Когда Райкин смех спал по громкости и удельному весу до нормального уровня среднего зрителя, он нерешительно продолжил про питерские холодные зимы, каких не бывало со времен блокады. Рассказал, что лично сам был свидетелем одного случая, достойного книги Гиннесса. Он сказал, что там мостовые посыпают какой-то химией, так что лед и снег тают при любой температуре и остаются лежать в качестве морозостойкой жижи, если кто-то просто ступает по ней, но стоит только остановиться, скажем, покурить на свежем воздухе под пиво или просто в ожидании городского транспорта, как эта жижа примерзает к обуви намертво.
Здесь в описании ему следовало остановиться, потому что рассказанное и удостоверенное фотографиями такое уже бы потянуло на Гиннесса. Но с Райкой Малыш всегда был готов пройти лишнюю милю. Она помнила это и ждала главной линии.
И он продолжал: «Однажды поздним вечером я шел из каких-то гостей в одном из новых районов. Там все продумано для людей, у которых по-прежнему нет личного транспрорта – там остановки всех видов транспрота расположены на одном перекрестке, но только на разных его сторонах, и большинство транспорта следует до метро. Таким образом опытные горожане занимают позицию в ожидании транспорта не одного – так другого, чтобы успеть добежать. Бежать, правда, надо через проезжую часть дороги, и случается, что не все добегают из-за автодорожного транспорта.
Райка смотрела на него хотя и с улыбкой, но полуразочарованно.

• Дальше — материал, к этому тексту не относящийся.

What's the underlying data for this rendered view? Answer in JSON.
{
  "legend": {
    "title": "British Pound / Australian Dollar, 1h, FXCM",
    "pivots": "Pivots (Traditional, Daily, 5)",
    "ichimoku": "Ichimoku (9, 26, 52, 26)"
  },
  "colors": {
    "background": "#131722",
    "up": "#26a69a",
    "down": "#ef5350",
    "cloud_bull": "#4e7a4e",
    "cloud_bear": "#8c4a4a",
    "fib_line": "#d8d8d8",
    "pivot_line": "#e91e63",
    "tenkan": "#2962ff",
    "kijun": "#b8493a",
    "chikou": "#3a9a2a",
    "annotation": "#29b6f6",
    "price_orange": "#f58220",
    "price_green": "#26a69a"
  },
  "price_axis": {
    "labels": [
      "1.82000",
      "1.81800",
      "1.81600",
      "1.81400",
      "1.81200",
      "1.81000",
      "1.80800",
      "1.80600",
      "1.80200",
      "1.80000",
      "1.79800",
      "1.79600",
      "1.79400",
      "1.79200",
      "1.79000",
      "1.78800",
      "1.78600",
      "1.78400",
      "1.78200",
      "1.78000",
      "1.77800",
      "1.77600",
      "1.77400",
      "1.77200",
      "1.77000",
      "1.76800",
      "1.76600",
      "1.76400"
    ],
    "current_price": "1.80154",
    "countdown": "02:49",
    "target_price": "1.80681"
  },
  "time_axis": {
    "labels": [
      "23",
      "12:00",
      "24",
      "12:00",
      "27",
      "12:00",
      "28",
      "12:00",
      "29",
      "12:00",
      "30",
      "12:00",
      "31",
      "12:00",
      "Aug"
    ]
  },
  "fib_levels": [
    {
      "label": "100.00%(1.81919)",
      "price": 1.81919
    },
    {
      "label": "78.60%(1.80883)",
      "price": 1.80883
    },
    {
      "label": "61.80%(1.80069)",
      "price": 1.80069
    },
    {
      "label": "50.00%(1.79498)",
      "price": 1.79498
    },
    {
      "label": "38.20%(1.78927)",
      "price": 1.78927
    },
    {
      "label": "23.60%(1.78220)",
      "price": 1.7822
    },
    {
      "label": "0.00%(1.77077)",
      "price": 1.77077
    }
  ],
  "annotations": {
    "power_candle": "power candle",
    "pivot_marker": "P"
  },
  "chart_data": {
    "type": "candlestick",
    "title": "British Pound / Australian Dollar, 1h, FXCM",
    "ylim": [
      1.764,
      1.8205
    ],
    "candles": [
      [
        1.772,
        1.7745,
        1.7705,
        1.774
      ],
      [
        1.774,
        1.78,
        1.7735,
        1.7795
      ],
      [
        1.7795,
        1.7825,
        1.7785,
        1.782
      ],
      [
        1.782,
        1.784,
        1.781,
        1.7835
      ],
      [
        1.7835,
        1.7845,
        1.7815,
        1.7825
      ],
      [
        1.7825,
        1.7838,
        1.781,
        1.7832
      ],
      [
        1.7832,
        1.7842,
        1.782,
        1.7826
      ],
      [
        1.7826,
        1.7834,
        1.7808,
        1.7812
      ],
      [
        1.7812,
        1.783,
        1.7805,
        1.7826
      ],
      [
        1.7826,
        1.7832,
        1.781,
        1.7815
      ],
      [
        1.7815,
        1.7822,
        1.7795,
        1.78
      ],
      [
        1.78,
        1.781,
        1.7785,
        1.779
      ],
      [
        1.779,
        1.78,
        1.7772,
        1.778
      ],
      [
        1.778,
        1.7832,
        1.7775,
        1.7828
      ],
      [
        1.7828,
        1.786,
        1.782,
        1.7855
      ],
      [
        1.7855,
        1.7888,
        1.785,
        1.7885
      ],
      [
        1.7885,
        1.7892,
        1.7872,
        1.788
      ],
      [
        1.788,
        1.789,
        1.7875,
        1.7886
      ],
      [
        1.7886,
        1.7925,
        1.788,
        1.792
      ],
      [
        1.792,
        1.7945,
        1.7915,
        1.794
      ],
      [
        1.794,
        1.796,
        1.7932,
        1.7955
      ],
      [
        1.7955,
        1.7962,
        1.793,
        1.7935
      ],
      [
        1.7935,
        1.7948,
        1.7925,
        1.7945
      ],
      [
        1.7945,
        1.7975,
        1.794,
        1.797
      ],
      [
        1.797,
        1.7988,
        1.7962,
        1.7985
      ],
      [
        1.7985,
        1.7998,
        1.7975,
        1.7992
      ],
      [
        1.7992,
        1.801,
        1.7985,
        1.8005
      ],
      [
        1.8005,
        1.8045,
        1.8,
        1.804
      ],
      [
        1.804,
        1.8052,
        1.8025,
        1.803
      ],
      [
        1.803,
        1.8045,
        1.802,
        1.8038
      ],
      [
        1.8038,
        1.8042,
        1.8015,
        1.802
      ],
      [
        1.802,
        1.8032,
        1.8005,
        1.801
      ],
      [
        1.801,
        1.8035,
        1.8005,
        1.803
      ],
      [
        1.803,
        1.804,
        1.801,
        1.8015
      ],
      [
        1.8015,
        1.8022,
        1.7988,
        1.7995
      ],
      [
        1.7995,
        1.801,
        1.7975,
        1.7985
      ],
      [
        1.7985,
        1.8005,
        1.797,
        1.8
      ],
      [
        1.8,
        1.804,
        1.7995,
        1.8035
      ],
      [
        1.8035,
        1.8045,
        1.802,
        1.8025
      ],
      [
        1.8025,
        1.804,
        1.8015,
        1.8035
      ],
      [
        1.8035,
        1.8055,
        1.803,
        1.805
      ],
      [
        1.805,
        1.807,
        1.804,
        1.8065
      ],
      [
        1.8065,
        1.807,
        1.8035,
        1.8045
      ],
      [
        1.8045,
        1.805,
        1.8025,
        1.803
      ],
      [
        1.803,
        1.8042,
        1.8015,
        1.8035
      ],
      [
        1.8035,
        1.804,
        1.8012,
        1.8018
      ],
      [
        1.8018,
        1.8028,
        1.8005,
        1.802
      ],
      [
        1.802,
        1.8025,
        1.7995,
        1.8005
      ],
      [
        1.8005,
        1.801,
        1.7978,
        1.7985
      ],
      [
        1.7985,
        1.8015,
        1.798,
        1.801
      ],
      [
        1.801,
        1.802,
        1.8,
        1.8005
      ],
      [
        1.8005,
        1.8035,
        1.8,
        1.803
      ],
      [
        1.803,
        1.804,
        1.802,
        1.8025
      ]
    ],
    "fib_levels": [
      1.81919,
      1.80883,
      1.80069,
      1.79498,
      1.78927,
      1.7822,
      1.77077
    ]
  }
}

– Это я к слову сказал про остановки. Мой случай был такой: пришел я на такую вот точку ожидания всех видов транспрта сразу, а там – ни души. Вроде, и время еще на такое позднее, но людей нет ни одного. Через пару минут подошла какая-то бабка и спросила меня, давно ли я здесь стою. Я сказал, что недавно, а она мне рукой на жижу показывает и говорит, что ушел транспорт недавно. Я был немного навеселе и от этого разговорчив и спросил, откуда она такое выследила. Она мне рукой в ту жижу указывает возмущенно, что я вообще ничего не вижу. Я присмотрелся к тому месту, а там несколько пар обуви стоят вмороженными в жижу. Прямо, как японская инсталляция про Нагасаки.
Райка на этот раз особо не смеялась, а подала Малышу вторую бутылку и спросила, зачем он туда зимой ездит, если там так холодно.
Малыш и сам точно не знал причины. Должно быть привычным фактором были цены за перелет.
Они опять выпили, но больше не закусывали и на рыбок не смотрели, а смотрели во все глаза друг на друга, как будто бы оба только что прозрели. Разговора между ними тоже больше не было, да он им был и не нужен. И в этот момент зазвенел Райкин мобильник. Она ответила, что сейчас придет. До Малыша услышанное сразу дошло, и несколько оскорбил его Райкин ответ: «Куда это ты собираешься, когда мы еще не допили – не договорили?»
Райке нужно было спуститься на кухню и принять работу у ремонтеров. Она попросила Малыша спуститься с ней и пораздувать щеки, как он умел делать когда-то.
На кухне 3 человека переминались с ноги на ногу в ожидании приема их работы. Малыш помнил эту кухню с самого первого вечера прилета в штаты. Именно за этим столом он ел свои первые рыбные бутерброды и плевался от напитка, приняв его по названию за пиво.
Щеки особенно раздувать было нечего: новая кухня была полностью смонтирована, газ горел, вода бежала. Дверцы и ящики закрывались сами при помощи негативного давления воздуха внутри.
Райка особо не восхищалась. Позже Малыш узнал – почему. Как она пояснила ему позже – за такие деньги у каждой дверцы и ящика должен быть свой маленький гомункул для обслуживания, а жить они все должны в огуречном рассоле в пятилитровой банке.